Definitional problems enter at dimension three, with pasting diagrams of
a mere dozen or so cells already presenting problems, and things really
bog down at dimension four. This is characteristic of the difficulty of
passing from a continuum conceived purely to one conceived as being made
up of parts. In this regard Colin is doing the right thing staying away
from 3-categories, but he has no such excuse for not pressing 2-categories
into service.
>From this perspective set theory and category theory are equally
fundamental *provided* you have not done so much of one that the other has
passed from the realm of self-evident to that of highly problematical.
I maintain that before one has been corrupted by either camp, both
notions, collection and continuum, are equally good starting points for
a foundation of mathematics.

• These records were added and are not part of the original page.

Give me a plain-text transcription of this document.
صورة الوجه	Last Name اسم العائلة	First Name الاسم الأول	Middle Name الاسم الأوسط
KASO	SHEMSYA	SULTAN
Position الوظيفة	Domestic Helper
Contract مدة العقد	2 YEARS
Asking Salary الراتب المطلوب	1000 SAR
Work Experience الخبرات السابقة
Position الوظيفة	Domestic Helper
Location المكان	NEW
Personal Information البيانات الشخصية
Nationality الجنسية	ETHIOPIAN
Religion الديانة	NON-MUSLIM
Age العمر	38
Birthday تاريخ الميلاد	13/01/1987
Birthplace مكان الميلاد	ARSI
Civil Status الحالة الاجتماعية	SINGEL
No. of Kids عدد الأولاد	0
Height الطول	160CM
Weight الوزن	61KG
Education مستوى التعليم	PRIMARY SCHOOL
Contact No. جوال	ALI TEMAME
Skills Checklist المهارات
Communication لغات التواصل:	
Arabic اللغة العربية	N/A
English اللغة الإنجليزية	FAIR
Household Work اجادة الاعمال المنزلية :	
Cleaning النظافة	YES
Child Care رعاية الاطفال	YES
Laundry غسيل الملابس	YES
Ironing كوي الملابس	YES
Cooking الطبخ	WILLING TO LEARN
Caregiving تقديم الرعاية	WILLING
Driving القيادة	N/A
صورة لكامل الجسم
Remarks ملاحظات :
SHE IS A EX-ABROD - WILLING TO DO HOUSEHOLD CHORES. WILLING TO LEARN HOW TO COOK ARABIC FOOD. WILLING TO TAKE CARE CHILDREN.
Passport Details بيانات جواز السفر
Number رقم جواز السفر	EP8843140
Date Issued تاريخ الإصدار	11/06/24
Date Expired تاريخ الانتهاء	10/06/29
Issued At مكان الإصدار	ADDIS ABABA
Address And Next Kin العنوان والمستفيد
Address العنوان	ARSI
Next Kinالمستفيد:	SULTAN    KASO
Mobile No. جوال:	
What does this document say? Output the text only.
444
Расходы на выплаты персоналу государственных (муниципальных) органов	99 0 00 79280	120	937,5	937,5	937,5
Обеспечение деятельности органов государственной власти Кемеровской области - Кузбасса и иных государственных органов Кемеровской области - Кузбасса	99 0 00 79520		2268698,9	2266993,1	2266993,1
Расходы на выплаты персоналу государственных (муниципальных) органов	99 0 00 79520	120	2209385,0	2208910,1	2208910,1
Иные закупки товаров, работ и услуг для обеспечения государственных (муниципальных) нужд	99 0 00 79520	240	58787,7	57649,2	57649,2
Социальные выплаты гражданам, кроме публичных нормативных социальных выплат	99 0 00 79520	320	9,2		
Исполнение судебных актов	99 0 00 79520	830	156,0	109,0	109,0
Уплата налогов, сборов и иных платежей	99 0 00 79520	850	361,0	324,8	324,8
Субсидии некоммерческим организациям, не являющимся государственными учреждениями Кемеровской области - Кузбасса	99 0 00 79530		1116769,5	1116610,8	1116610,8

Many (most?) category theorists recognize
this---as the underdogs today they are in a better position than set
theorists to do so---and are fond of reflecting wistfully over a beer
what might have been had only category theory been invented before 1870.
The cradles and holy grails of both set theory and category theory
are clearly apparent to those who work in these respective fields.
They are effectively mirror images of each other.
Occam's razor seeks the most attractive path from cradle to grail.
>From what I've seen of the two camps, it is clear that the choice of
path optimal for Occam's razor is highly dependent on its orientation.